Lunedì. Le Filippine al voto, ma restano in ostaggio del passato e dei grandi interessi
Outsider. “Leni” Robredo, 57 anni, vicepresidente uscente da sempre in disaccordo con le politiche roboanti e coercitive di Duterte. È sostenuta anche dalla Chiesa filippina
Dopo gli imponenti raduni e le kermesse popolari di ieri a Manila la giornata di domenica è nelle Filippine di riflessione in vista del voto di lunedì, 9 maggio. Una tornata elettorale che chiamerà 67,5 milioni di filippini a decidere di 18mila cariche a vari livelli ma soprattutto a indicare il presidente che sostituirà Rodrigo Duterte, alla scadenza del suo mandato quinquennale, e il nuovo vicepresidente.
Il candidato favorito alla massima carica dello Stato, Ferdinand “Bongbong” Marcos Jr, figlio maggiore dell’ex presidente-dittatore Ferdinand Marcos. Forte della riabilitazione del genitore operata da Duterte, per lui il “peso” storico delle responsabilità paterne si è trasformato in un’eredità da esibire con orgoglio, in questo appoggiato da famiglie e gruppi di potere in grado di garantirgli consistenti banche di voti.
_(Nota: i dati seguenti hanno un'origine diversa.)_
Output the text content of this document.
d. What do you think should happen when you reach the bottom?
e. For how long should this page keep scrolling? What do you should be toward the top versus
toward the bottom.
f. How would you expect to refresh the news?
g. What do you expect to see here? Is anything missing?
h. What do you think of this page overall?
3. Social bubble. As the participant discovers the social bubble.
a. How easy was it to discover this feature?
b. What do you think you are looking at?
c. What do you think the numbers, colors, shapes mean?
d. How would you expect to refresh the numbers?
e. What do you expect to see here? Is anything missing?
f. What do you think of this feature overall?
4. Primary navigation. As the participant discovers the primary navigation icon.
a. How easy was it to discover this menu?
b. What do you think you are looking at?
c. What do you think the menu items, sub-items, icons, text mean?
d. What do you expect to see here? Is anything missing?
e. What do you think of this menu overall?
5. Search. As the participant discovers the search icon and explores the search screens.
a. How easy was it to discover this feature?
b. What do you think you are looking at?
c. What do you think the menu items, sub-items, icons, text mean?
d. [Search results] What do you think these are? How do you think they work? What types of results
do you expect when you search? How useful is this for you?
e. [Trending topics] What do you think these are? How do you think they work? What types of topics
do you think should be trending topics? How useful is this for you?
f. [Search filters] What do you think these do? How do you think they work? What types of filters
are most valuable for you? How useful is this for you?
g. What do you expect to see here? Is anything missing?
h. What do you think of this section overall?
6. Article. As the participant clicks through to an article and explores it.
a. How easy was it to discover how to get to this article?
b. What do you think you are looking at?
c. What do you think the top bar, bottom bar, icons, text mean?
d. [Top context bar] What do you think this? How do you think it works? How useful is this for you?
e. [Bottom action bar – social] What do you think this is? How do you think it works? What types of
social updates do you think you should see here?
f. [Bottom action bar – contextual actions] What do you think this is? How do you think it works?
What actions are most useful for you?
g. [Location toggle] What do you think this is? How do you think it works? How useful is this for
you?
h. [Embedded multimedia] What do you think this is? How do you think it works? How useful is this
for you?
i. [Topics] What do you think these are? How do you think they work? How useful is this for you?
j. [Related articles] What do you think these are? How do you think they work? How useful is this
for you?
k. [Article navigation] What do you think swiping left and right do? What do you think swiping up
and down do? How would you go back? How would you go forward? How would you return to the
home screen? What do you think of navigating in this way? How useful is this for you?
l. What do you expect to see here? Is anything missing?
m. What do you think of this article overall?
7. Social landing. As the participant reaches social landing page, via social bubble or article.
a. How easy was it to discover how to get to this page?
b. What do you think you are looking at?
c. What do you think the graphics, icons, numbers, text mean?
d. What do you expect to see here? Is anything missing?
Sara Duterte Carpio, indirizzata alla vicepresidenza dal padre a cui la Costituzione ha impedito di ripresentarsi, può lucrare il forte sostegno popolare alle politiche del genitore: un populismo che miscela toni duri verso i responsabili dei “mali” del Paese e ovviamente gli oppositori, con le blandizie rivolte alla fasce più povere della popolazione.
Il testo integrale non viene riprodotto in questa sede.